Seit 2010 hat der Verein eine Bogensportanlage in Halzenberg, aktuell gibt es 250 Aktive, die dort regelmäßig mit Pfeil und Bogen anzutreffen sind. Es sind Menschen mit und ohne Handicap. "Jeder kann Bogenschießen. Es ist eine Mischung aus Entspannung und Anspannung", erklärt der "alpha"-Mitarbeiter. Man kann dabei sehr gut zur Ruhe kommen und abschalten, sich auf das Ziel, das zu treffen ist, konzentrieren und so alle unterbewussten Gedanken, die viele Menschen belasten, verdrängen. "Man findet zu sich selbst", sagt Brehm.

Das Ziel von ,alpha': "Jeder Mensch, der Hilfe benötigt, soll einen Platz zum Leben finden." Und der Bedarf ist enorm, wie Brehm betont. "Die Zahl der Beratungsfälle nimmt definitiv zu", sagt er. Aktuell werden im Durchschnitt 180 Betroffene im Sozialen Dienst betreut, vor 20 Jahren seien es etwa 40 gewesen. "Jedes Jahre kommen etwa 100 Neue hinzu", sagt Brehm. Auffällig: "Mittlerweile gehen die Menschen offener mit einer psychischen Erkrankung um."
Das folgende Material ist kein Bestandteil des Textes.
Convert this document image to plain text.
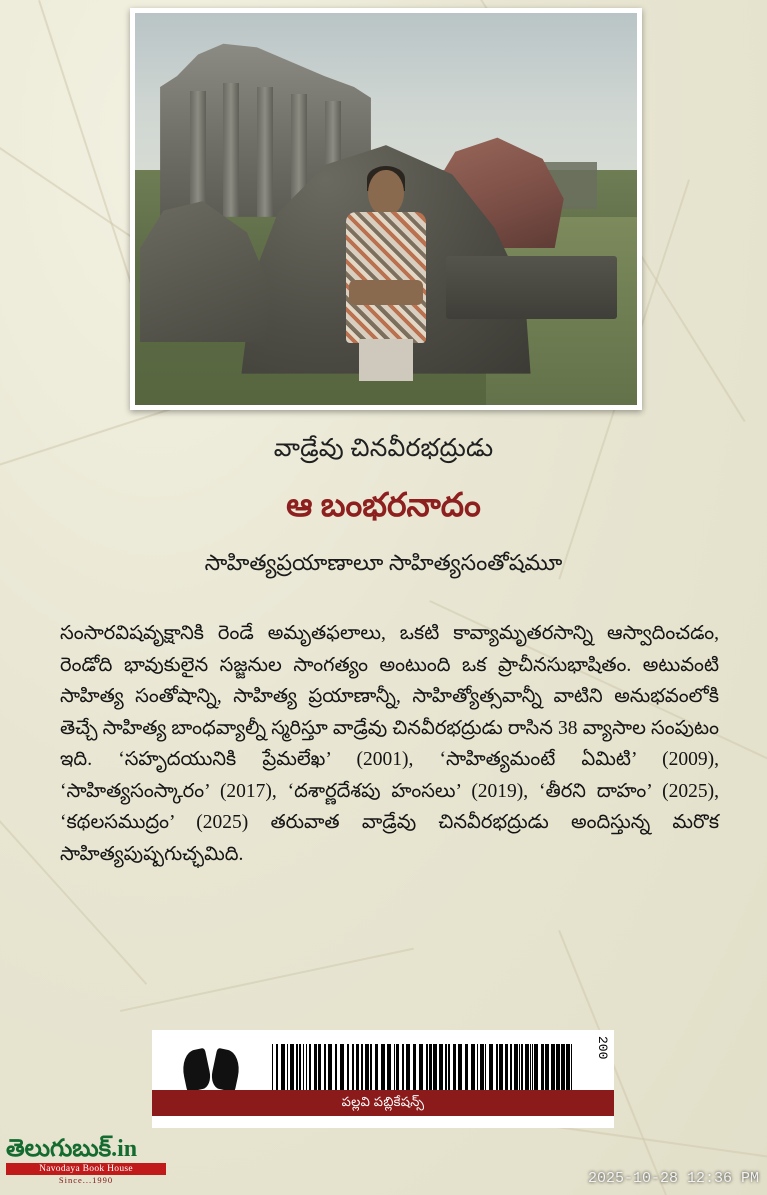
వాడ్రేవు చినవీరభద్రుడు
ఆ బంభరనాదం
సాహిత్యప్రయాణాలూ సాహిత్యసంతోషమూ
సంసారవిషవృక్షానికి రెండే అమృతఫలాలు, ఒకటి కావ్యామృతరసాన్ని ఆస్వాదించడం, రెండోది భావుకులైన సజ్జనుల సాంగత్యం అంటుంది ఒక ప్రాచీనసుభాషితం. అటువంటి సాహిత్య సంతోషాన్ని, సాహిత్య ప్రయాణాన్నీ, సాహిత్యోత్సవాన్నీ వాటిని అనుభవంలోకి తెచ్చే సాహిత్య బాంధవ్యాల్నీ స్మరిస్తూ వాడ్రేవు చినవీరభద్రుడు రాసిన 38 వ్యాసాల సంపుటం ఇది. ‘సహృదయునికి ప్రేమలేఖ’ (2001), ‘సాహిత్యమంటే ఏమిటి’ (2009), ‘సాహిత్యసంస్కారం’ (2017), ‘దశార్ణదేశపు హంసలు’ (2019), ‘తీరని దాహం’ (2025), ‘కథలసముద్రం’ (2025) తరువాత వాడ్రేవు చినవీరభద్రుడు అందిస్తున్న మరొక సాహిత్యపుష్పగుచ్ఛమిది.
200
పల్లవి పబ్లికేషన్స్
తెలుగుబుక్.in
Navodaya Book House
Since...1990	2025-10-28 12:36 PM
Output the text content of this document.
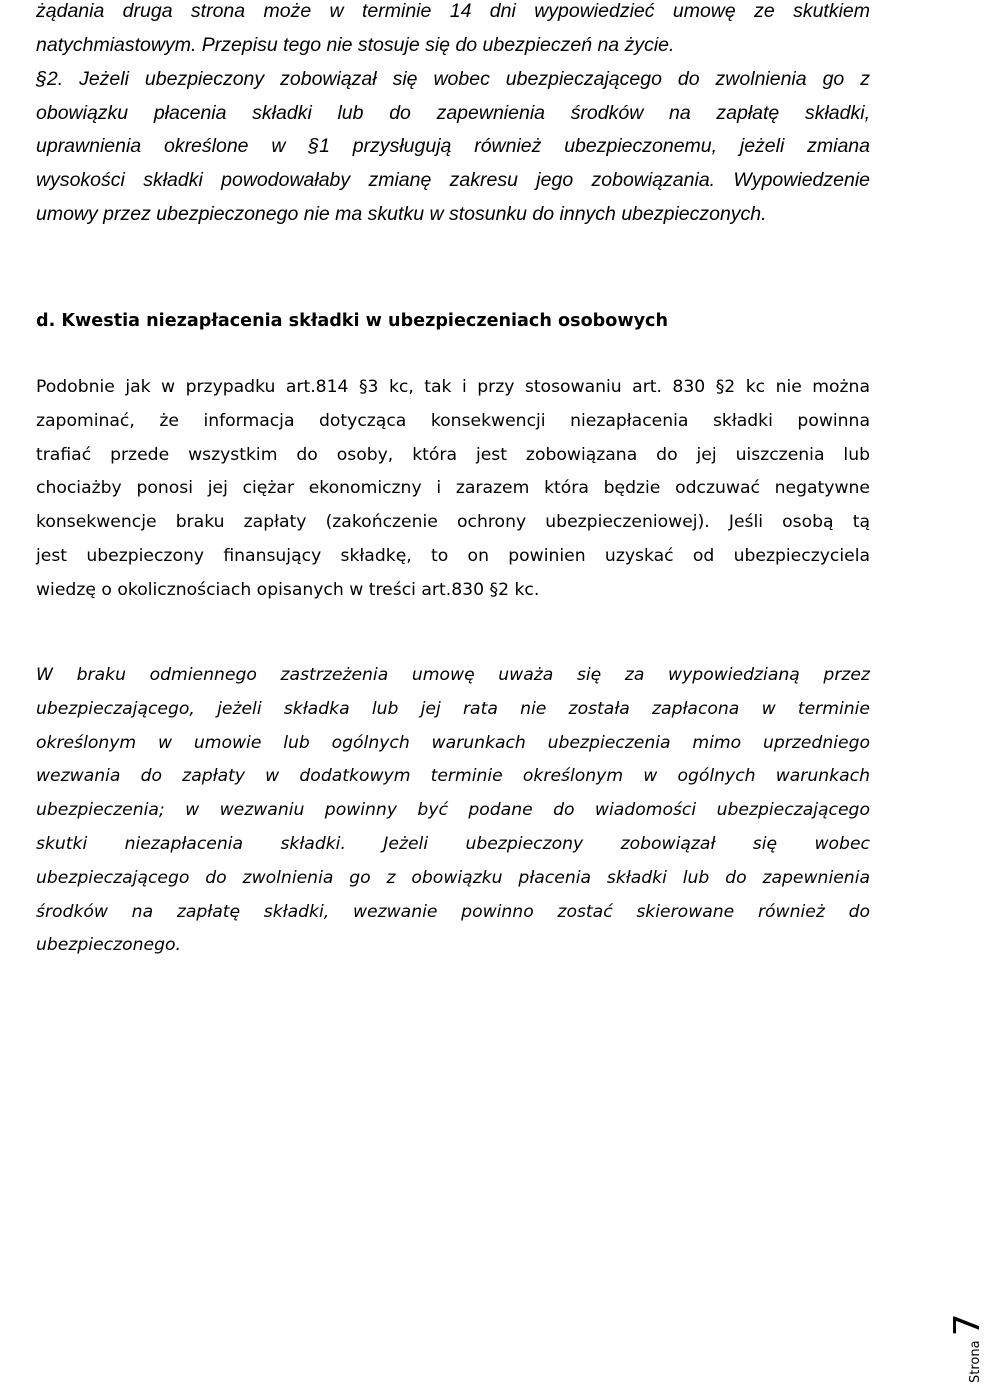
żądania druga strona może w terminie 14 dni wypowiedzieć umowę ze skutkiem
natychmiastowym. Przepisu tego nie stosuje się do ubezpieczeń na życie.
§2. Jeżeli ubezpieczony zobowiązał się wobec ubezpieczającego do zwolnienia go z
obowiązku płacenia składki lub do zapewnienia środków na zapłatę składki,
uprawnienia określone w §1 przysługują również ubezpieczonemu, jeżeli zmiana
wysokości składki powodowałaby zmianę zakresu jego zobowiązania. Wypowiedzenie
umowy przez ubezpieczonego nie ma skutku w stosunku do innych ubezpieczonych.
d. Kwestia niezapłacenia składki w ubezpieczeniach osobowych
Podobnie jak w przypadku art.814 §3 kc, tak i przy stosowaniu art. 830 §2 kc nie można
zapominać, że informacja dotycząca konsekwencji niezapłacenia składki powinna
trafiać przede wszystkim do osoby, która jest zobowiązana do jej uiszczenia lub
chociażby ponosi jej ciężar ekonomiczny i zarazem która będzie odczuwać negatywne
konsekwencje braku zapłaty (zakończenie ochrony ubezpieczeniowej). Jeśli osobą tą
jest ubezpieczony finansujący składkę, to on powinien uzyskać od ubezpieczyciela
wiedzę o okolicznościach opisanych w treści art.830 §2 kc.
W braku odmiennego zastrzeżenia umowę uważa się za wypowiedzianą przez
ubezpieczającego, jeżeli składka lub jej rata nie została zapłacona w terminie
określonym w umowie lub ogólnych warunkach ubezpieczenia mimo uprzedniego
wezwania do zapłaty w dodatkowym terminie określonym w ogólnych warunkach
ubezpieczenia; w wezwaniu powinny być podane do wiadomości ubezpieczającego
skutki niezapłacenia składki. Jeżeli ubezpieczony zobowiązał się wobec
ubezpieczającego do zwolnienia go z obowiązku płacenia składki lub do zapewnienia
środków na zapłatę składki, wezwanie powinno zostać skierowane również do
ubezpieczonego.
Strona
7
Das Bogensport-Angebot ist ein wichtiger Pfeiler des SPZ. 30 Ehrenamtler sind regelmäßig im Einsatz, sonst würde es nicht funktionieren. Für die Zukunft hat Brehm einen großen Traum: Er möchte einen barrierefreien Bogenparcours errichten. Dafür sucht "alpha" dringend eine passende Fläche, bislang noch ohne Erfolg. Er gibt die Hoffnung aber noch nicht auf.